A while back, I wrote a piece comparing and contrasting how the work place was represented in New Game! and Re: Life. Although I greatly enjoyed New Game!, I found Aoba’s experience to be a little unrealistic, and thought that Re: Life more accurately portrayed the negatives of working life. However, I live in North American and am used to how Western businesses work- I really have no idea how things are in Japan.
Fortunately, I came across an article on Crunchyroll that gave in-depth answers about the gaming industry in Japan by interviewing M. Ian Graham, who currently lives in Japan and works as a game developer.
My Reaction and Summary
I found this article to be very informative and helpful. It sheds some light on Eastern business practices and helps me understand and appreciate New Game! more.
One thing I was skeptical about was how Aoba got hired by a gaming company directly out of high school. As someone who lives in America, I was incredulous- you need a ridiculous amount of experience to get any decent (or not so decent) job. But Ian explains that Aoba getting hired is a possibility. Like anywhere in the world, credentials are important. However, since Aoba’s job is art-based, her drawing skills and artwork are going to be considered more than her lack of experience. The interview says that getting hired right out of high school is still rare in Japan, but not unheard of.
Another issue that fans and myself debated was how Aoba was told to make 3D models from scratch, even though she had never done so before. Many fans did not believe that the company would allow her to do this right away. According to Ian, training like this is standard practice in Japan, even outside of the gaming industry. Companies do this because they want employees to know the fundamentals. Taking the time to train someone will help them learn the necessary skills and stay with the company on a long term basis.
In my opinion, this is a good thing. From my experience, Western companies don’t train their employees very well. It takes up too much time and too many resources. At my first retail job, I was thrown on the cash register with no training and was often left alone in my section for hours on end with no one to teach me the basics of ringing, returns, online orders, layaway, etc. I learned it eventually, but some guidance would have been nice. I definitely would have felt more appreciated. And this just doesn’t go for retail. The same thing has happened to me numerous times, including during my first “real” job.

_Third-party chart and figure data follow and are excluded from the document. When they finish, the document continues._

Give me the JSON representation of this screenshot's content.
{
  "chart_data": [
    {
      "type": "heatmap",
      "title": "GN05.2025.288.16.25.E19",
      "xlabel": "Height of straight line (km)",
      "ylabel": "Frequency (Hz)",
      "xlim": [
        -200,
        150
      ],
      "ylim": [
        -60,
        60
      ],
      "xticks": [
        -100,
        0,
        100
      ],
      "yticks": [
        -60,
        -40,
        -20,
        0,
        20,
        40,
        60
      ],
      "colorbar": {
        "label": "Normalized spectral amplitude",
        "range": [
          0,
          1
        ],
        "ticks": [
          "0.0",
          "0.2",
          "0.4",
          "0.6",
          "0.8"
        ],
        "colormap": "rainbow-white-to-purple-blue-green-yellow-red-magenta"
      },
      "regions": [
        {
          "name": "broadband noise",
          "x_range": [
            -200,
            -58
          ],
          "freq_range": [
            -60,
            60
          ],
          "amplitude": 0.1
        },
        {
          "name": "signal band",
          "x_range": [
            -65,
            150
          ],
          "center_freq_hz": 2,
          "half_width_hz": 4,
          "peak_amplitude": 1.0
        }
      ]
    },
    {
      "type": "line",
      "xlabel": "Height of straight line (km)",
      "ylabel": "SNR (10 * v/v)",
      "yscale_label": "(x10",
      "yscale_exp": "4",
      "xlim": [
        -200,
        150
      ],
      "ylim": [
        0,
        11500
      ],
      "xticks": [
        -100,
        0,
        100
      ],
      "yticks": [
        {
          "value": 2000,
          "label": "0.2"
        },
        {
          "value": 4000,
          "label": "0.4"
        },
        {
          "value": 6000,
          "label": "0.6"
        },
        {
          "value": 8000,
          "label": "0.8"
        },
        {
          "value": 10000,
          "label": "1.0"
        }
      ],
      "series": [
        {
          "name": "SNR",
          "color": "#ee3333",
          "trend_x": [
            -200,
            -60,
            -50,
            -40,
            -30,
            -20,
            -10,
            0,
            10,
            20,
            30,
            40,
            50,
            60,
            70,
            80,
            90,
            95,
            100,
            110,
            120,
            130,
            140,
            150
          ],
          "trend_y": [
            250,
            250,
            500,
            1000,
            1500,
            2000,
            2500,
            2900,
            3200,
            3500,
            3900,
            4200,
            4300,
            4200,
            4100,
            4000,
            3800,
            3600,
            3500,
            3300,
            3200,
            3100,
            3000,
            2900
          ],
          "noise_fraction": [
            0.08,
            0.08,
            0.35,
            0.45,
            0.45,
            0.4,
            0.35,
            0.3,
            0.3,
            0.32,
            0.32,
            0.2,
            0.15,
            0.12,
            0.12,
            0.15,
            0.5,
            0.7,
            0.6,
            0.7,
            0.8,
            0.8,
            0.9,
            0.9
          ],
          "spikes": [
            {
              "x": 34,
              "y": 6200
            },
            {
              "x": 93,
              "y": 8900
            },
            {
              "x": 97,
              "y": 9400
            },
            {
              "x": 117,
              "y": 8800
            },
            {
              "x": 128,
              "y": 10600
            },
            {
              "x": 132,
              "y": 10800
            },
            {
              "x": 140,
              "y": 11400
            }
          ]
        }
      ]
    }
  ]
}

I also want to point that that many companies seem to not hire for the long term. They barely train you, give you minimal hours, and can let you go whenever they want (i.e. sending the jobs to another country). Having some job security would be wonderful. I wouldn’t get anxiety over whether or not I am going to have health insurance (do NOT get me started on health insurance in the USA!) or enough money to support myself.
Now for some negatives. One of the recurring themes in New Game! was how the employees needed to stay overnight to finish up their work before the deadline. And apparently New Game! glossed this over. People in the gaming industry regularly spend long periods of time staying over at work, even when a deadline isn’t near. I have heard many times how the balance between work life and personal time is very difficult to maintain in Japan. People are expected to work long hours and devote themselves completely to their jobs. As much as I would love to live in Japan, this is something that worries me if I were to ever move there. I need time to rest and relax- otherwise my anxiety begins to build up. Anyway, another issue with the workplace, according to Ian, is that the management practices are very antiquated. This concerns me as well because, based on my experience, the way things are managed in America are not effective and this goes for most of the jobs I’ve had. But Japan is even more outdated than the US? It is scary to think about…
Even before reading this article, there was one thing that I found very unrealistic in New Game! and Ian says it perfectly: “There are no assholes.” You are always going to meet amazing and supportive people throughout your career, but you are also going to run into an equivalent amount of jerks. Aside from Umiko who was a little rough around the edges, everyone in New Game! was extremely nice. Almost too nice. There is almost always going to be someone who is competitive, envious, and derogatory toward others. Especially the higher-ups, who expect everything to be done perfectly and in a timely manner (even though they didn’t properly train you!). Sorry, I am being biased based on my experiences. However, I am sure this is true in Japan as well, and Ian helped to confirm my belief by saying that there is going to be at least some people who make your blood boil and are difficult to work with. I would love to see Aoba get some kind of rival- it would be both interesting and funny.
Again, this article was extremely thorough and helped me get a better picture of how the gaming industry works in Japan. Although it definitely sugarcoats some things with its all-female moe cast, according to Ian, New Game! does do a good job of portraying Japanese gaming companies. And apparently things really do run that way.